20 Nisan 2015 Pazartesi

HALET-İ İNSAN II

'En son ne zaman çocuktunuz?' diye sorsam size, var mıdır notunu düştüğünüz bir tarih?  Ya da en son ne zaman saklambaç oynadığınızı hatırlıyor musunuz? Kendi içinizde nelerden saklandığınızı sorsam peki? Karanlığa karşı aydınlığı tercih etmediğiniz zamanlar da oldu değil mi? Söylesenize, kaç zamandır körebesiniz kendi yaşamınıza?

-

Şöyle karşılıklı oturup da çocuk olmaktan bahsedelim mi biraz?
Ya da bırakalım da süslü lafları, o günleri özleyelim mi biraz?
Hatırlayalım mı pamuk şekerin o nadir duyulan kokusunu? Elma şekerini satan amcanın ses tonunu? Bilyelere üflediğimizde üstündeki buğusunu?
Vazgeçelim mi bugün olduğumuz zamandan, yaşadığımız günden?

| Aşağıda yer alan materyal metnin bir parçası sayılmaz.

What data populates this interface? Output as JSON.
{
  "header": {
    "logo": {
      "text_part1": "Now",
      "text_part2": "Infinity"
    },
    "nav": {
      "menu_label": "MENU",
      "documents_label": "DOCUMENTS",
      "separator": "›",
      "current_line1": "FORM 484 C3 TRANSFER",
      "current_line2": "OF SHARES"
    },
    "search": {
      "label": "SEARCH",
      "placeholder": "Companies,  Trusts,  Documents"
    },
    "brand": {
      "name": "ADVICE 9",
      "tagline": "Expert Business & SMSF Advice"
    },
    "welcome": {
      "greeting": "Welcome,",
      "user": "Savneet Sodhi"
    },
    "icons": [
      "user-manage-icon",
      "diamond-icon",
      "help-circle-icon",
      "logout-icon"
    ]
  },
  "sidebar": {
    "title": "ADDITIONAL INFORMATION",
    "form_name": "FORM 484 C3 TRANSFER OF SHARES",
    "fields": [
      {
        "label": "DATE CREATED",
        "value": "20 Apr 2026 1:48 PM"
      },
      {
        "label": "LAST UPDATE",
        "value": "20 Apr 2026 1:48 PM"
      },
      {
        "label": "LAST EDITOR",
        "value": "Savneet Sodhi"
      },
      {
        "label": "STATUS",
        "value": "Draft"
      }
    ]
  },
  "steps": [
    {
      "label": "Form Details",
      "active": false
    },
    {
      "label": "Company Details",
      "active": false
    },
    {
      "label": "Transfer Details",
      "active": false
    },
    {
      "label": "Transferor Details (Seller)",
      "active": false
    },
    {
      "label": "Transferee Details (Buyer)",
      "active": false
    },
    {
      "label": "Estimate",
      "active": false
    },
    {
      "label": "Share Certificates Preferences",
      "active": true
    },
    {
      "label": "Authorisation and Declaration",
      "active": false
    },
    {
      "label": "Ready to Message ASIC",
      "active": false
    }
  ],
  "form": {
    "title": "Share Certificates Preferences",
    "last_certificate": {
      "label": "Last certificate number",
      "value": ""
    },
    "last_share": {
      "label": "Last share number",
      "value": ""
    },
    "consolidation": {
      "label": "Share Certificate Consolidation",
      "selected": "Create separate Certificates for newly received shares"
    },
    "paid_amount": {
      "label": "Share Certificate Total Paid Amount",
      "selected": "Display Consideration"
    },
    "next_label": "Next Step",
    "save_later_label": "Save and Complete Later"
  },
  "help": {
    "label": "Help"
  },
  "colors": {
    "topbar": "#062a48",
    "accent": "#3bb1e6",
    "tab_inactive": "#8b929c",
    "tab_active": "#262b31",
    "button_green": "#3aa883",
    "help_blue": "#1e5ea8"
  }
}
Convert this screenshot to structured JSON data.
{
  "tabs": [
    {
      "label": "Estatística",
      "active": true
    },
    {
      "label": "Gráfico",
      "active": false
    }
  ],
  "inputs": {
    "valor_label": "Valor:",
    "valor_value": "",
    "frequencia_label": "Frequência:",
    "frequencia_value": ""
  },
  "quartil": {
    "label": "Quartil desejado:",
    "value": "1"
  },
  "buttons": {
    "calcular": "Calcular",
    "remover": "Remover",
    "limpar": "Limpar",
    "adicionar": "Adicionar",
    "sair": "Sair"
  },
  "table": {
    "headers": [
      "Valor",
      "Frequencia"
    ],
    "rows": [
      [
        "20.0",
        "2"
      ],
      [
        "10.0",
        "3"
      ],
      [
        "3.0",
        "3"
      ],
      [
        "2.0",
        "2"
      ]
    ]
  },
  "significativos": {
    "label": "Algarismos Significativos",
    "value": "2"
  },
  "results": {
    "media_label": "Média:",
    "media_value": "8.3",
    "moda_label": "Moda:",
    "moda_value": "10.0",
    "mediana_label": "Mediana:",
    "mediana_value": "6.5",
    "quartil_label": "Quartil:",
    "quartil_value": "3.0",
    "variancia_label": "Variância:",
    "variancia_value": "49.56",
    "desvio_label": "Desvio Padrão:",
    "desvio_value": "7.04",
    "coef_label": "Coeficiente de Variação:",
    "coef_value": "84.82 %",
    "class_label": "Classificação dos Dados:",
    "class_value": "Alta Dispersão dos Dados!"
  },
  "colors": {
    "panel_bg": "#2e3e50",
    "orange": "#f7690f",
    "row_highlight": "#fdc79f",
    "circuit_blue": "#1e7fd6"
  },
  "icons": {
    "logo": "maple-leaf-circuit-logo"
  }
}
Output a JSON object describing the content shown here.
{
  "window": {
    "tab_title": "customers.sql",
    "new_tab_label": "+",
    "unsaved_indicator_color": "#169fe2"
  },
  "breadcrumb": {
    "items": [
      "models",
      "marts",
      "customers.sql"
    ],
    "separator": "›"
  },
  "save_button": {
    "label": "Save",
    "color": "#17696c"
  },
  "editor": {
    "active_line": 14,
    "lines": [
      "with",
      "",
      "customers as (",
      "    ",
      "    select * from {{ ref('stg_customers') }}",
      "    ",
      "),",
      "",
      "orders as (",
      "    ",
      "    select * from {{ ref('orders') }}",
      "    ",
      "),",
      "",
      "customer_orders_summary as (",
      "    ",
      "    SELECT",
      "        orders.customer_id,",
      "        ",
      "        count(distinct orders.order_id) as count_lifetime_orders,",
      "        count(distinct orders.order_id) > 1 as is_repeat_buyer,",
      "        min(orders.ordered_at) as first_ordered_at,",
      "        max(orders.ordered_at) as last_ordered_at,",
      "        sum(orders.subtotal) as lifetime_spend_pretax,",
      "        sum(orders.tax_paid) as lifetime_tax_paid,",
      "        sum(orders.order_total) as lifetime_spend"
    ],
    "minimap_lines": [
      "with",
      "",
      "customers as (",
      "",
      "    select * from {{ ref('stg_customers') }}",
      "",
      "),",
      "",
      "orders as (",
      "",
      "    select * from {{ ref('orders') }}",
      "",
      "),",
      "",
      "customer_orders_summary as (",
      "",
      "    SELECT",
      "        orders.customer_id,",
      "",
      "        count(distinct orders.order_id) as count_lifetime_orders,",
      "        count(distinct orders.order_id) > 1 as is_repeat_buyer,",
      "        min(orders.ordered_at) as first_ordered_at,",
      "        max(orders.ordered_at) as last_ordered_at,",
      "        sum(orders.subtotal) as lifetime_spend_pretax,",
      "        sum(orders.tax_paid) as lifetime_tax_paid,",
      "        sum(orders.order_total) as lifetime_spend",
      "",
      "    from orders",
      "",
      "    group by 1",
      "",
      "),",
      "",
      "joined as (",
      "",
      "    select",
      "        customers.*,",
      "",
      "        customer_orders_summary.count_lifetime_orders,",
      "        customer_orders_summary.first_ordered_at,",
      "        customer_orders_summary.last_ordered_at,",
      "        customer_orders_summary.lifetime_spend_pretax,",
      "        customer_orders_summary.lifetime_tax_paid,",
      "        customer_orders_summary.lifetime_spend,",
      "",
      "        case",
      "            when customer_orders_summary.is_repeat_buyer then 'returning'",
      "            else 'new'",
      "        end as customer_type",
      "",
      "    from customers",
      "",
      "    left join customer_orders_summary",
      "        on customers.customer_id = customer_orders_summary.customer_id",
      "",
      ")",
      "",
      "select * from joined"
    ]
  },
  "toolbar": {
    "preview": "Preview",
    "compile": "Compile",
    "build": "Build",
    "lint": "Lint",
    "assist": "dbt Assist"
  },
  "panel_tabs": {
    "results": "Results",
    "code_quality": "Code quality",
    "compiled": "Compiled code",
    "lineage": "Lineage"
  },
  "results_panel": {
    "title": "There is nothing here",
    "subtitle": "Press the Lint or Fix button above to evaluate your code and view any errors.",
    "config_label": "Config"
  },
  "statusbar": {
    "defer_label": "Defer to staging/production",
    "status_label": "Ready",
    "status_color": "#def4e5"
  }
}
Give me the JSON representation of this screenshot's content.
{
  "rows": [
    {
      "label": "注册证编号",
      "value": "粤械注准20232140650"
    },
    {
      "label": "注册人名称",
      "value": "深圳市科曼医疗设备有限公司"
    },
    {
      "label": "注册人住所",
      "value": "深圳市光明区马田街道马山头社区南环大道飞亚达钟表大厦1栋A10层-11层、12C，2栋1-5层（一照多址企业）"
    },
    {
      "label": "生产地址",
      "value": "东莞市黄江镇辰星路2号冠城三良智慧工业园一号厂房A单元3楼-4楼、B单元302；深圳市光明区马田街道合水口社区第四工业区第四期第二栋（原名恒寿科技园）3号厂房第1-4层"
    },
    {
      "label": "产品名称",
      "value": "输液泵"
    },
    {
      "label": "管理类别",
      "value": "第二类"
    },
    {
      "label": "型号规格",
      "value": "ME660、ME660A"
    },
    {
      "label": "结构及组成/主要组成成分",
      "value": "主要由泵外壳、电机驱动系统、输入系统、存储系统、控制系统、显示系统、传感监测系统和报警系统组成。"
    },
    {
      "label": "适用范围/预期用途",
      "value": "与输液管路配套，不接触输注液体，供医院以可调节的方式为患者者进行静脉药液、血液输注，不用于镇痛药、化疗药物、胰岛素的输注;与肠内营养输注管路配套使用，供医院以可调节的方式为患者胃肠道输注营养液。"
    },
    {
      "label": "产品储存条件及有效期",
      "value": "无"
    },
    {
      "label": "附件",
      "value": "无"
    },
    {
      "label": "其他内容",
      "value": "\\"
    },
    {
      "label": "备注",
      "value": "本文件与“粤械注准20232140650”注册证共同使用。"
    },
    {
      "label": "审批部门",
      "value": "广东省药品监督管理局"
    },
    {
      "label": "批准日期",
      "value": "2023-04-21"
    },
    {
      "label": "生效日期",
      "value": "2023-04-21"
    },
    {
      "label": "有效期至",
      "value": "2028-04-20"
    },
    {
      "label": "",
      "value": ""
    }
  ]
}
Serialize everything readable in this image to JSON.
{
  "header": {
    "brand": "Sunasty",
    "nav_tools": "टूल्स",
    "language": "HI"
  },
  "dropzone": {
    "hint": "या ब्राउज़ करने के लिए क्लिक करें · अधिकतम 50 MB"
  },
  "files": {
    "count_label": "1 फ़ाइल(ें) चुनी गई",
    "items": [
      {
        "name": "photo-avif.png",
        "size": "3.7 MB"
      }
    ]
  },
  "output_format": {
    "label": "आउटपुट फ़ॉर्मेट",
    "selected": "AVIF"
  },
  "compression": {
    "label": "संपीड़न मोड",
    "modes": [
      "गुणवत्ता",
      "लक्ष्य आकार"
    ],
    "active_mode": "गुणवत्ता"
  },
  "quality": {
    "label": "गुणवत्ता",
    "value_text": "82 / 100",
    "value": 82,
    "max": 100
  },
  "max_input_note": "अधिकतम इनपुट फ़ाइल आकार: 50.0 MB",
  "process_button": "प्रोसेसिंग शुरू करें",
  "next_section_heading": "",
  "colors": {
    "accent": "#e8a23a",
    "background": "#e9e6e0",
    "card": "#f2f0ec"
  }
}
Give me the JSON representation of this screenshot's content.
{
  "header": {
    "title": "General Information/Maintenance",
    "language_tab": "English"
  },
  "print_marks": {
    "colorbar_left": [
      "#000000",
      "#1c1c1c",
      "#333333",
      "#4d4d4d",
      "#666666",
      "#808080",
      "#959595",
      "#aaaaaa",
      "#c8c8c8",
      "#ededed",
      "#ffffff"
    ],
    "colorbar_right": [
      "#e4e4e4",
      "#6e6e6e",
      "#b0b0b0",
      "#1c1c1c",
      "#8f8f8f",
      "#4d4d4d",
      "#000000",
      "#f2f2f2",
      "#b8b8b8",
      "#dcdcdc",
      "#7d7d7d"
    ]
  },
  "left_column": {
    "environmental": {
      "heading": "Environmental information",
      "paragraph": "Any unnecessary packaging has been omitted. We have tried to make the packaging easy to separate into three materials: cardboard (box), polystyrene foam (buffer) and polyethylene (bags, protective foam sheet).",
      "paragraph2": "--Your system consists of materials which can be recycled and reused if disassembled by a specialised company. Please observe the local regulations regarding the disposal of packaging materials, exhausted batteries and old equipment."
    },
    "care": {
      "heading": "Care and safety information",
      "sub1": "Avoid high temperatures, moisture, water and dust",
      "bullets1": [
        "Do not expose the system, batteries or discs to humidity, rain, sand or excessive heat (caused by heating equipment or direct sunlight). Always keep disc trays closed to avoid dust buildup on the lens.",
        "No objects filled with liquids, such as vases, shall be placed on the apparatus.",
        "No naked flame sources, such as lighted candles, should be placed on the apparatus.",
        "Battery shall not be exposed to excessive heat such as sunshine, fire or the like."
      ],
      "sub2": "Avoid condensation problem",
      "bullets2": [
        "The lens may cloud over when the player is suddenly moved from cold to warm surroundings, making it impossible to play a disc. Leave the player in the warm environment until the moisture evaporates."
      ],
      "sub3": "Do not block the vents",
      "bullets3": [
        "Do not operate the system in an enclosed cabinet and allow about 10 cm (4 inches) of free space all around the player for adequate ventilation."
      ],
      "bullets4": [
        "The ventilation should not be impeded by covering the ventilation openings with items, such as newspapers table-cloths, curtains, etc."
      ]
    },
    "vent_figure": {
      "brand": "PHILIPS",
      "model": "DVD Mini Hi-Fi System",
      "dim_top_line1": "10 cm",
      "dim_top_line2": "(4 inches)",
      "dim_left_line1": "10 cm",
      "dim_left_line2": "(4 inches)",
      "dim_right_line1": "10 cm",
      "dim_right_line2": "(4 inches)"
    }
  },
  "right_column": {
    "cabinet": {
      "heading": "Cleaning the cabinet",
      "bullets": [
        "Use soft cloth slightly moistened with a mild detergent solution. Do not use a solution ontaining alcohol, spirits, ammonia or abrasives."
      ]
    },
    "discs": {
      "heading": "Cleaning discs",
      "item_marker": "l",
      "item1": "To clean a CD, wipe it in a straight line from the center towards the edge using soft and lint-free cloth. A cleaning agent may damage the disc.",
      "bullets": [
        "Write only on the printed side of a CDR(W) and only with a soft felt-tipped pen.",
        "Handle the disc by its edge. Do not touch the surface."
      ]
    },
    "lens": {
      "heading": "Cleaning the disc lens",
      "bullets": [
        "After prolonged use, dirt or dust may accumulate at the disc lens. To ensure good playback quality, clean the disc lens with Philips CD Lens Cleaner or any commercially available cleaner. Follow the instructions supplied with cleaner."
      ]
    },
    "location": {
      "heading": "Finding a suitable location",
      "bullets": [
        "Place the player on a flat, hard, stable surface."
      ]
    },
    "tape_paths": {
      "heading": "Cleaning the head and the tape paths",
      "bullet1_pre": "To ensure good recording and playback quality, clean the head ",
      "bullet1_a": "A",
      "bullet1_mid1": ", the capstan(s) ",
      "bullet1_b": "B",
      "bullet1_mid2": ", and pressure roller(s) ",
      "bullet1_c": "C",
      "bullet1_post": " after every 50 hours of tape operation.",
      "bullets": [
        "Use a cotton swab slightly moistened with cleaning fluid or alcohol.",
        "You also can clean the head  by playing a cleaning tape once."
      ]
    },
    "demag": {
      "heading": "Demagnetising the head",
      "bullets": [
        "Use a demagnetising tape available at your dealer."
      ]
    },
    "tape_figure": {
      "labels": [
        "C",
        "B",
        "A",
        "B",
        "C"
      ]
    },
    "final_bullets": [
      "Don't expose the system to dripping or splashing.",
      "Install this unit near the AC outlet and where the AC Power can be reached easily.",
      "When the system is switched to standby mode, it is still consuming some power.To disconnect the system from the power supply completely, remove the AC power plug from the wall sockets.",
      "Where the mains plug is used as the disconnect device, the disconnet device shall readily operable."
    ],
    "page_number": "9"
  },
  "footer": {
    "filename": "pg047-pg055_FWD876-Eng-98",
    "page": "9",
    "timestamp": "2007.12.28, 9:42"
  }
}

Çocuk olmak uçmakla eş değermiş meğerse ve
insan, kendiyle oynadığı oyunlar kadar büyüyormuş. Kaptığı köşeler, devirdiği taşlar kadarmış tecrübe dedikleri.


İnsanın en geçerli dileği, çocuk kalmakmış meğerse, 'sağım solum sobe, saklanmayan ebe' diyebilmek için. Karanlığa karşı aydınlığı seçebilmek için. Kıymetini bilemediğimiz zamanların pişmanlığı şimdi belimize yük. Zaman geçmekle yükümlüyken gel gelelim, insan her dakika zamana yenik. Demem oydu ki insan, an olur büyük, an olur küçük.